Il est vrai que nous souffrons dans nos cœurs mais cette souffrance est incapable de nous faire oublier tous ces moments merveilleux qui nous avons eu à passer avec Me Bamba», a reconnu le Prof Henri Kalama, DG de l’ABA dans son oraison funèbre. Puis: «En dépit de son âge, il était -Me Bamba- actif, répondant chaque fois que cela était nécessaire à ses obligations professionnelles et sociales. Pour preuve, le professeur Bamba présent lors de la cérémonie d’échange de vœux, lundi 20 février dernier dans notre salle de promotion. Qui d’entre nous auraient pu imaginer que c’était sa dernière participation à une manifestation regroupant toute la communauté de l’ABA. Ce jour-là, avant de monter sur l’estrade, il a salué l’assistance, une fois sur l’estrade, il a encore salué l’assistance. Personne alors ne s’est réalisé que par ce geste, le grand-père, le père, l’artiste, le maître, l’écrivain, le critique d’art nous disait au revoir».
L’éclatement du talent
Auteur de plusieurs publications entre autres «Initiation à l’art zaïrois d’aujourd’hui», parue en 1973; «Anthologie de sculpteur et peintre zaïrois contemporain», en 1987; «Art plastique congolais: itinéraire et tendance», en 1998; «Nshole, le peintre du terroir Mai-Ndombe », en 2008; «Critique d’art et expérience de l’AICA/RD-Congo couvrant la période de 1972 à 1992», en 2009. Né le 2 février 1937 à Kimpongo Nsona, dans la province du Kongo Central, Bamba Ndombasi Kufimba a fait ses études primaires chez les Pères Jésuites dans l’actuelle province du Kwango avant de s’inscrire au Collège Notre Dame de Mbansa Boma où il opta pour les humanités latines. Le talent d’artiste coulant dans ses veines, Bamba Ndombasi a été orienté par les autorités de ce dernier établissement scolaire, après l’avoir découvert, à l’Ecole Saint Luc, qui deviendra plus tard l’Académie des beaux-arts. Là, il va décrocher deux diplômes: un en technique professionnelle en céramique avec mention grande distinction et un autre de capacité en enseignement de dessin avec la même mention. Cela a jalonné son parcours scolaire, académique et professionnel.

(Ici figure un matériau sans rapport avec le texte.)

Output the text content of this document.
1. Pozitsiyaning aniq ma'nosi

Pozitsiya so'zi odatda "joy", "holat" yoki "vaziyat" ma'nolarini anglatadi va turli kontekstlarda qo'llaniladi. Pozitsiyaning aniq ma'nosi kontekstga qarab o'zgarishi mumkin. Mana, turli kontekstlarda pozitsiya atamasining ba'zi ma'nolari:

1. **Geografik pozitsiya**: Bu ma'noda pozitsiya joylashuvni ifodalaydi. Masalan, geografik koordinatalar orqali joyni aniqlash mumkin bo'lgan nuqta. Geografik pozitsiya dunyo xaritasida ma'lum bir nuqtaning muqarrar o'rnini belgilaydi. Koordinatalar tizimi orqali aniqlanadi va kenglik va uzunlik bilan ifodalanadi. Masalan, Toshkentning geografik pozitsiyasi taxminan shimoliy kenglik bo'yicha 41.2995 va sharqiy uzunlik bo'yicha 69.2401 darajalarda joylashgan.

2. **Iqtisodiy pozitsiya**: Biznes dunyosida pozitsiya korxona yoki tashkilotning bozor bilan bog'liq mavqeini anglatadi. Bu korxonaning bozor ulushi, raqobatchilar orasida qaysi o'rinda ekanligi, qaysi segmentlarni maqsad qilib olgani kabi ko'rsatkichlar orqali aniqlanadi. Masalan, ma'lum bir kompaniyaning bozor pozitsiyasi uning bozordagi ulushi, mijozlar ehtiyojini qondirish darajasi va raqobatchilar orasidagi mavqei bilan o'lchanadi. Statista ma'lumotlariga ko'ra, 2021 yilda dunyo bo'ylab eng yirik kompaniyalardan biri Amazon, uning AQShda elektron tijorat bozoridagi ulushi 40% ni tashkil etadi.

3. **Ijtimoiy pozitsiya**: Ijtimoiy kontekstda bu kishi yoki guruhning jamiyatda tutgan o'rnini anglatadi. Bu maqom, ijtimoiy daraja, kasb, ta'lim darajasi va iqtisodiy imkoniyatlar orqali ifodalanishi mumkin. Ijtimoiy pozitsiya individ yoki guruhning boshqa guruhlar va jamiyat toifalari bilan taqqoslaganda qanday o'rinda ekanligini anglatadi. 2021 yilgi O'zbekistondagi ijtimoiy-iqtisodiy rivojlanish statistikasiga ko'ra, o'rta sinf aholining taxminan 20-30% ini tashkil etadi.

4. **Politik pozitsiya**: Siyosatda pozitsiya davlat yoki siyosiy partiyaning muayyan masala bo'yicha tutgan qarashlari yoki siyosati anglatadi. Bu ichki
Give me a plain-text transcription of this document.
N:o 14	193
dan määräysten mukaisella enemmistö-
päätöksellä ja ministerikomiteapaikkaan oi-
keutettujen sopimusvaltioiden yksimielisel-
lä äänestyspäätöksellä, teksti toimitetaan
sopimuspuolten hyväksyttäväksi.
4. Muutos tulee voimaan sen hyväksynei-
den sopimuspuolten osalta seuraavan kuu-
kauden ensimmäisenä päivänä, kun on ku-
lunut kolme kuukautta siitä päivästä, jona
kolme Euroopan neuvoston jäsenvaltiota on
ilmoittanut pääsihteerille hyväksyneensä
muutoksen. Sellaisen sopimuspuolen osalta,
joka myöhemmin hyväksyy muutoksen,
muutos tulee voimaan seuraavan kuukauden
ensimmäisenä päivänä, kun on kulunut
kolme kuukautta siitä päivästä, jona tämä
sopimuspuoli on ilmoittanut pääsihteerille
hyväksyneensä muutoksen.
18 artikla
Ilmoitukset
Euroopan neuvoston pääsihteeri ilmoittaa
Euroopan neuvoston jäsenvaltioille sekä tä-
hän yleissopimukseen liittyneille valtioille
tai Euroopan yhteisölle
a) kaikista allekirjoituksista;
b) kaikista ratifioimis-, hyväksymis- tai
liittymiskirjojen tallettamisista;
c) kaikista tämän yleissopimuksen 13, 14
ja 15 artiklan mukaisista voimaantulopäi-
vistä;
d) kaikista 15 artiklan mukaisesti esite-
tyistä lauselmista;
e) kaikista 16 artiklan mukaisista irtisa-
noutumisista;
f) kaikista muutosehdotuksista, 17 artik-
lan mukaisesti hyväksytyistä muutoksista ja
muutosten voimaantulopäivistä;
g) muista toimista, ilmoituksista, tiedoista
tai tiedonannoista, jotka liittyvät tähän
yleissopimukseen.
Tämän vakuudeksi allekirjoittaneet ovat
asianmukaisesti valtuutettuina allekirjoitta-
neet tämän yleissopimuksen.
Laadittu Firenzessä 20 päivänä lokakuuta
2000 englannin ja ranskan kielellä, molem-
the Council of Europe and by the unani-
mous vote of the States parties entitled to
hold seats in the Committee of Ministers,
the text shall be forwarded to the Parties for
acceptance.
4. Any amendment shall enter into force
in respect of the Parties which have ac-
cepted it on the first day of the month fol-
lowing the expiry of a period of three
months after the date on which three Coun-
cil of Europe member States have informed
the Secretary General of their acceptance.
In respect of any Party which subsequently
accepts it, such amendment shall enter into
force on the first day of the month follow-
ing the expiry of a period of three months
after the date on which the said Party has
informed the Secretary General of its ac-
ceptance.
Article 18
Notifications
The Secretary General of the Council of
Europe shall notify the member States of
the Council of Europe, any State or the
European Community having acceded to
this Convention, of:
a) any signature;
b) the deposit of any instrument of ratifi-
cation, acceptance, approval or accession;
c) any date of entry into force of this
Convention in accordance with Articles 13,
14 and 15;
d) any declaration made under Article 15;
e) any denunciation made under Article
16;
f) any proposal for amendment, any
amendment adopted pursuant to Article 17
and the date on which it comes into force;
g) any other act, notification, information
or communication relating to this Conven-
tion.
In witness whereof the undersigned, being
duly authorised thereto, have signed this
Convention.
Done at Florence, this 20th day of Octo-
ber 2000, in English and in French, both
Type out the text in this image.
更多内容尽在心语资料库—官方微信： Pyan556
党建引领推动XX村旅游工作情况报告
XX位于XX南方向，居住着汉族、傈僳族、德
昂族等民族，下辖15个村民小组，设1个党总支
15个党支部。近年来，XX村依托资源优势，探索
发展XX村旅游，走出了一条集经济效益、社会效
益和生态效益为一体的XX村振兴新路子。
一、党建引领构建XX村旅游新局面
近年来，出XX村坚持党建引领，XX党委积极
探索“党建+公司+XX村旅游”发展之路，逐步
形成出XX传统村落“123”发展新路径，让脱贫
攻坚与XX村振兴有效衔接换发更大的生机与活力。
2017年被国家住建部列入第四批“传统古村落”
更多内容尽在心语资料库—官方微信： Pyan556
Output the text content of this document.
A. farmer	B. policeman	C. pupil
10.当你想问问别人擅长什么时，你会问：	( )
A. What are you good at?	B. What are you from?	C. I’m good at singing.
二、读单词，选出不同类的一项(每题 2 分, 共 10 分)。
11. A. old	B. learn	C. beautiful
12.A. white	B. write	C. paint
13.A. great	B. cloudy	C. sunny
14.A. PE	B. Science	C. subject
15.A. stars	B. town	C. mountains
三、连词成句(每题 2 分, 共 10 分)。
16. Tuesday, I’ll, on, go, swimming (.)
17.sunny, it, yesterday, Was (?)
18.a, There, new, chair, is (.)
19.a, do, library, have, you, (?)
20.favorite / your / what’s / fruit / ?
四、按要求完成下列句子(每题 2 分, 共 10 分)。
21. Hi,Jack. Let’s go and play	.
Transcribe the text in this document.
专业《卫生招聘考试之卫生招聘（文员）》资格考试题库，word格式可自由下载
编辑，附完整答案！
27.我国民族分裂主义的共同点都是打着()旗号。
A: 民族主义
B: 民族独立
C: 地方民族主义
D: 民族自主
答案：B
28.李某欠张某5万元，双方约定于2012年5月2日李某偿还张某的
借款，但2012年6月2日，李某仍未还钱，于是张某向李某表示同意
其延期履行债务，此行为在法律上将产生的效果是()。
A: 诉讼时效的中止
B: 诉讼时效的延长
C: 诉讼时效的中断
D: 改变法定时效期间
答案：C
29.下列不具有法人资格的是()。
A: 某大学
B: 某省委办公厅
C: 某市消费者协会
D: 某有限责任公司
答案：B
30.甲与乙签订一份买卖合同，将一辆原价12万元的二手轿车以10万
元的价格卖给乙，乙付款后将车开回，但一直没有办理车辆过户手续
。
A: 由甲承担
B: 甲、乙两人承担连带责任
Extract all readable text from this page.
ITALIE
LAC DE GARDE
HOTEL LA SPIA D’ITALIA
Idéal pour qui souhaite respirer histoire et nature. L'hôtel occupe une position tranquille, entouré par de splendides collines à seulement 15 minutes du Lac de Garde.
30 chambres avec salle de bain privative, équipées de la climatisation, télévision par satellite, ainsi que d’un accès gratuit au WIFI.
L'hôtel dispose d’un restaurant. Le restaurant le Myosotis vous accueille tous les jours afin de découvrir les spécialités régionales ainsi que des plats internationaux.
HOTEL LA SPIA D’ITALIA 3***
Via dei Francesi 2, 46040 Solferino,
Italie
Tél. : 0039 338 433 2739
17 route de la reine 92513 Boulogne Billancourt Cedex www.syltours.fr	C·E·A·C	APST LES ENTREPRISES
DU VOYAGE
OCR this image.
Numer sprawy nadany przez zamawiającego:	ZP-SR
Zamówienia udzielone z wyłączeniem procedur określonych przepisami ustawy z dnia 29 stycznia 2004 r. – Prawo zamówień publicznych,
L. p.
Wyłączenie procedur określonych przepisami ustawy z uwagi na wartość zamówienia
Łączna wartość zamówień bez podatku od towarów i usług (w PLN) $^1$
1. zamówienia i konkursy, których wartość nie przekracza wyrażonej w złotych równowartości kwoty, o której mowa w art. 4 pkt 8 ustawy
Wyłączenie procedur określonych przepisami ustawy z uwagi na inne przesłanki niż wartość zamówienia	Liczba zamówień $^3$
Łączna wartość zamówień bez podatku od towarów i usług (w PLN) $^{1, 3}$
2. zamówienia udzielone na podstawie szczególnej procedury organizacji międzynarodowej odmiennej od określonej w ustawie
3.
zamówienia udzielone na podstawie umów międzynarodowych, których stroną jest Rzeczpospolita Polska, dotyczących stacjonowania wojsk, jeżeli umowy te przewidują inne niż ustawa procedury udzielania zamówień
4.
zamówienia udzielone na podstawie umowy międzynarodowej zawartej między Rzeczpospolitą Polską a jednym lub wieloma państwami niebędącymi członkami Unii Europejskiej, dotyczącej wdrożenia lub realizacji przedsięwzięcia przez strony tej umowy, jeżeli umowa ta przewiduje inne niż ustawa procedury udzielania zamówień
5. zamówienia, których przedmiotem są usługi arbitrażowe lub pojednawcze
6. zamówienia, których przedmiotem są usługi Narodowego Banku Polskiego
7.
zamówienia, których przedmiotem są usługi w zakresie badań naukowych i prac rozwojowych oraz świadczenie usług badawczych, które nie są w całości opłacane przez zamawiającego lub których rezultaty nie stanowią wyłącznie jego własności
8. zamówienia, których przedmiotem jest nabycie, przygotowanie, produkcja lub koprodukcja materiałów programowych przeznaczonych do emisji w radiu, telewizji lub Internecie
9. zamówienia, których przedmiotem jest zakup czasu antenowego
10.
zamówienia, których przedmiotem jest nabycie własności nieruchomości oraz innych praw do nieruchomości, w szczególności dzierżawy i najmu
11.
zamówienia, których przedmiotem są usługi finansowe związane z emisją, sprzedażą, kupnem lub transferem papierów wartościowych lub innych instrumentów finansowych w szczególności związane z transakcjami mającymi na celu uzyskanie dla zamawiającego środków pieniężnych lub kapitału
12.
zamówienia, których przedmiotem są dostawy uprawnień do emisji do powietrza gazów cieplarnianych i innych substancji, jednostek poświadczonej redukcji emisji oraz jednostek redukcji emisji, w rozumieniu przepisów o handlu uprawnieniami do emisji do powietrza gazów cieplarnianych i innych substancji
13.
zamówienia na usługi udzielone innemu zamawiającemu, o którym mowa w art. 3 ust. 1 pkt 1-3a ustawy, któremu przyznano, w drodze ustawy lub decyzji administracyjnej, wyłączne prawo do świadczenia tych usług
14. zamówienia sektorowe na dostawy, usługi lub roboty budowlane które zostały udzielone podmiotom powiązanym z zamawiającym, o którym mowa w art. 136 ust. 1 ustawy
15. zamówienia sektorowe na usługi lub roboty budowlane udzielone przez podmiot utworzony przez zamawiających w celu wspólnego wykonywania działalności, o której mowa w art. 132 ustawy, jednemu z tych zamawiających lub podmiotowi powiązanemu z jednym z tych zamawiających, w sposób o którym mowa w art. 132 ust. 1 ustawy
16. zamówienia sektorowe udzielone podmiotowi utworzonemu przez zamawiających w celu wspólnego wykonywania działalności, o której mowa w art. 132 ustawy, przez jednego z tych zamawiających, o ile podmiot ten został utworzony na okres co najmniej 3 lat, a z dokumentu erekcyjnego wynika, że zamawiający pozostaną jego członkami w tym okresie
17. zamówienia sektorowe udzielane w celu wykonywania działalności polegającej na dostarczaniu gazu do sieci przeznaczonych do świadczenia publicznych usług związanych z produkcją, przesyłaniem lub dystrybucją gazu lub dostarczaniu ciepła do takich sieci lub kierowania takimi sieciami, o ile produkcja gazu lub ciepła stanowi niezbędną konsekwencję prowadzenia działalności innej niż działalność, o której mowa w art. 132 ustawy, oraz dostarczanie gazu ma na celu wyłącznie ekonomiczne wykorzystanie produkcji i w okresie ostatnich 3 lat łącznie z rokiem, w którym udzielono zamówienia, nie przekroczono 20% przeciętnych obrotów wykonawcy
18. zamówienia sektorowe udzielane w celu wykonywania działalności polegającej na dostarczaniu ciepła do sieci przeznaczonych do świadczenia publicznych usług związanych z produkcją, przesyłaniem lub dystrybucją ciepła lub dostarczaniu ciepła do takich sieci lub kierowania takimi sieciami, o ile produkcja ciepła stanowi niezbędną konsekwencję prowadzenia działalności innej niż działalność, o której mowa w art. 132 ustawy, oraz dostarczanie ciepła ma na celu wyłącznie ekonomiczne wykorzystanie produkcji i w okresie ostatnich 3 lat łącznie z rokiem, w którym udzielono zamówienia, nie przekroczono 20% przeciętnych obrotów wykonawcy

Gradué en Art plastique, option céramique de l’Institut supérieur des arts plastiques en 1972 avant d’obtenir une licence, en 1998, à l’Université chrétienne Cardinal Malula. Sans pour autant le souhaiter, Maître Bamba a débuté sa carrière d’enseignant, en 1960, juste après le départ précipité des colonisateurs belges, à la suite des troubles politiques qu’a connu le pays. Et Ignace Bamba finit par remplacer un enseignant belge à l’Institut des Beaux-arts de Kinshasa. En 1967, il est nommé chargé des pratiques professionnelles à l’Institut supérieur des arts plastiques, actuelle ABA. Depuis, le père de la céramique RD-congolaise moderne est resté toujours attaché à la formation des étudiants jusqu’au moment où il a tiré sa révérence. En tant qu’artiste, Me Ignace Bamba a participé à plusieurs expositions au pays comme à l’étranger. Partout où il est passé, l’artiste a laissé des bonnes traces. Un des lauréats du «Prix national du mérite de la culture et des arts», le Prof Bamba a été élevé, de son vivant, au grade de Chevalier de l’ordre des héros Mzee Kabila, Patrice Emery Lumumba. Vive l’artiste!